A high-ranking aid official involved in the cholera response, who also spoke off the record, told IRIN it was important to begin immunising as soon as possible, even if a less than ideal amount of the vaccine is immediately to hand.

The original 3.5-million-dose request was “unrealistic” as there were only two million doses in stock globally at the time, the official said.

Given that 900,000 doses of the oral cholera vaccine have just been sent to Bangladesh to counter the possibility of an outbreak among Rohingya refugees sheltering in unsanitary conditions, not to mention the need in other countries, the official said a “step-by-step” approach of delivering vaccines in Yemen would make the most sense.

“I would go for something [in Yemen]… initially like vaccinating half a million as a first step, see how it goes, see how it works… and then step up. We don’t have a lot in stockpile.”

The official emphasised that vaccine manufacturers need lead time to make the vaccine – so the request to the ICG, which must come from Yemen, should be made sooner rather than later.

Vaccines apart, officials from both health ministries emphasised that other major factors are vital to tackling the ongoing outbreak: improving water, sanitation, and hygiene conditions that have been decimated by war. Alkhulani said vaccination was the “least important” strategy in the toolkit available for fighting cholera.
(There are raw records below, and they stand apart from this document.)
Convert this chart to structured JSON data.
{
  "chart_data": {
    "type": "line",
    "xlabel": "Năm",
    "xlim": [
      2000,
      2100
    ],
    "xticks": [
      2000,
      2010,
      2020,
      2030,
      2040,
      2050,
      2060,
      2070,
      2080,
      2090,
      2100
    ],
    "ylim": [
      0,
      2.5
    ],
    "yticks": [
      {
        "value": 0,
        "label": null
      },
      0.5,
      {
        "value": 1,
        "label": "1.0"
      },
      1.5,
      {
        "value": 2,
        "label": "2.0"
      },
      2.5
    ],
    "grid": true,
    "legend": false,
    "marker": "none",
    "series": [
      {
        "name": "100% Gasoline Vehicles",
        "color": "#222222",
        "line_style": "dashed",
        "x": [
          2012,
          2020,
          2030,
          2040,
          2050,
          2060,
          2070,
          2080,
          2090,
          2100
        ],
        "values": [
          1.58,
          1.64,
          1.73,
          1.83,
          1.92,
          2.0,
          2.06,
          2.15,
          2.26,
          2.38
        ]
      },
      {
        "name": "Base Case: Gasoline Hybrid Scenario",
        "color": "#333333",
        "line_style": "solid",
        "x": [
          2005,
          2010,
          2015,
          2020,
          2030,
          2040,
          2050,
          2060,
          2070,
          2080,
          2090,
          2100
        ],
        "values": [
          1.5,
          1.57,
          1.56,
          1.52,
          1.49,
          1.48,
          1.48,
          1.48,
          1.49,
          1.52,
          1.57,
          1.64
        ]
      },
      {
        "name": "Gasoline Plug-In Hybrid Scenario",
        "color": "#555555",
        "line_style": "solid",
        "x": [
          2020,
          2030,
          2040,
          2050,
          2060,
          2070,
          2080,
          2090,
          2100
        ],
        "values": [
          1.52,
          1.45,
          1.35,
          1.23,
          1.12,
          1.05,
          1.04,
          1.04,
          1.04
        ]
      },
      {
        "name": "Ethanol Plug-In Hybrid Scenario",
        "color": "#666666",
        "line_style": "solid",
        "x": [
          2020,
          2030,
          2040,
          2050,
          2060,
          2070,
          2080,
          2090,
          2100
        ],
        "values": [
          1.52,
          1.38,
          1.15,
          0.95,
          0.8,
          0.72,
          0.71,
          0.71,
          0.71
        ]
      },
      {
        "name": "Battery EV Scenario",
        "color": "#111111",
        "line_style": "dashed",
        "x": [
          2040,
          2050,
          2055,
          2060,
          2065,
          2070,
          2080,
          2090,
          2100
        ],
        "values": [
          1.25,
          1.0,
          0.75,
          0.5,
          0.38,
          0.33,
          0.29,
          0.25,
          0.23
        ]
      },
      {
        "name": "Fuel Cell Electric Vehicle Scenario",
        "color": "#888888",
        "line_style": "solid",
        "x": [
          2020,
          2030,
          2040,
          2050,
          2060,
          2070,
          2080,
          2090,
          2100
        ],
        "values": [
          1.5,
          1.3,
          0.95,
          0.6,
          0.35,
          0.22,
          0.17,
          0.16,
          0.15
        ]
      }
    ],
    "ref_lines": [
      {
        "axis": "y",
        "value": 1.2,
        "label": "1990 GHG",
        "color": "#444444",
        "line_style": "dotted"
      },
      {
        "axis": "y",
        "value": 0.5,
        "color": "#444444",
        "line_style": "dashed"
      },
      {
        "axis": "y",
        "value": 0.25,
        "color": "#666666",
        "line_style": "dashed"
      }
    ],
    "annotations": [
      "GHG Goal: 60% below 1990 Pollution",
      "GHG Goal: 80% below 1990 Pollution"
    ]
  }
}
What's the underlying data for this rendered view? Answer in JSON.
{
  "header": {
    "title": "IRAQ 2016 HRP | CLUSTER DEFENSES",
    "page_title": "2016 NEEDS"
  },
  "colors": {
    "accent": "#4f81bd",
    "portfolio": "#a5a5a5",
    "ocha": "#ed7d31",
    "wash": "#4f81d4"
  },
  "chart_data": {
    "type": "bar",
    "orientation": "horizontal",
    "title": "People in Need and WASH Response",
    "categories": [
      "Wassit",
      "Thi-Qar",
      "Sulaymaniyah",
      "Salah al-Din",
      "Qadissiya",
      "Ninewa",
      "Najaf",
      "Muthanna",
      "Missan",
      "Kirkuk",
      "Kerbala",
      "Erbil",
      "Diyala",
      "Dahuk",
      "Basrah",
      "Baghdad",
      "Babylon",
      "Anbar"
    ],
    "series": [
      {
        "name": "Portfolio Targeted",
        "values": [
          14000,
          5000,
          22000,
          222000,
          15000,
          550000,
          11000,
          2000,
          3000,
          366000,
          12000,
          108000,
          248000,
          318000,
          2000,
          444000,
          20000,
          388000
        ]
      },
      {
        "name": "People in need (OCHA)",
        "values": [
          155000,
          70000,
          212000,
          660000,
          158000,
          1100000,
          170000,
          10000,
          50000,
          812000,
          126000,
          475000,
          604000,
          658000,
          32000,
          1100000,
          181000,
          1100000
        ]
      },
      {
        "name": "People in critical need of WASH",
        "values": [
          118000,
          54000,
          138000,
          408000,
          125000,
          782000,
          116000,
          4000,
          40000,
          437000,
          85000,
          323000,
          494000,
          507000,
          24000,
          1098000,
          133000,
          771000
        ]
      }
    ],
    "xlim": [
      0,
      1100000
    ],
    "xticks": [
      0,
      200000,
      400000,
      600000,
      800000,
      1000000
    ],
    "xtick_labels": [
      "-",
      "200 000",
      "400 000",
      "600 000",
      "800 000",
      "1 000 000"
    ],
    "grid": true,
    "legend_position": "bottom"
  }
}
But, the official added, those “conditions are not going to improve overnight…  and if you want to prevent the next peak you need to protect people, as many as you can.”

Counting the cases

Any vaccination campaign would need to target the areas hit hardest by cholera – both so that the warring parties are comfortable with an equitable distribution and to ensure effectiveness.

This may be a problem – despite the trumpeting of numbers of suspected cholera cases in headlines, the data is simply not there.

“Today we don’t have a very clear picture of where have been the most affected areas by cholera,” the official said.

This is not unusual in large outbreaks of cholera – mild diarrhoea can resemble acute watery diarrhoea, and the latter counts as a “suspected case” in the WHO’s definition of the disease.

The official said that given the ramshackle state of Yemen’s healthcare system, it’s also likely that patients with other issues are going to cholera or diarrhoea treatment centres because it’s the only help available, and ending up erroneously in the overall count.

IRIN understands that aid agencies are bringing more rapid diagnostic tests into the country and scaling up other testing facilities to get a more accurate picture of the situation.

Despite being on opposite sides of a long and bitter war, officials from the rival health ministries seem confident that any vaccine campaign – if it went ahead – could be done on the basis of need.

“[Vaccines] will be delivered to all governorates and targeted areas under a suitable atmosphere and at the appropriate time,” said al-Walidi of Hadi’s health ministry.

Alkuhlani of the Sana’a based ministry was of the same mind, telling IRIN: “We do not have any concerns about [equity of] distribution.”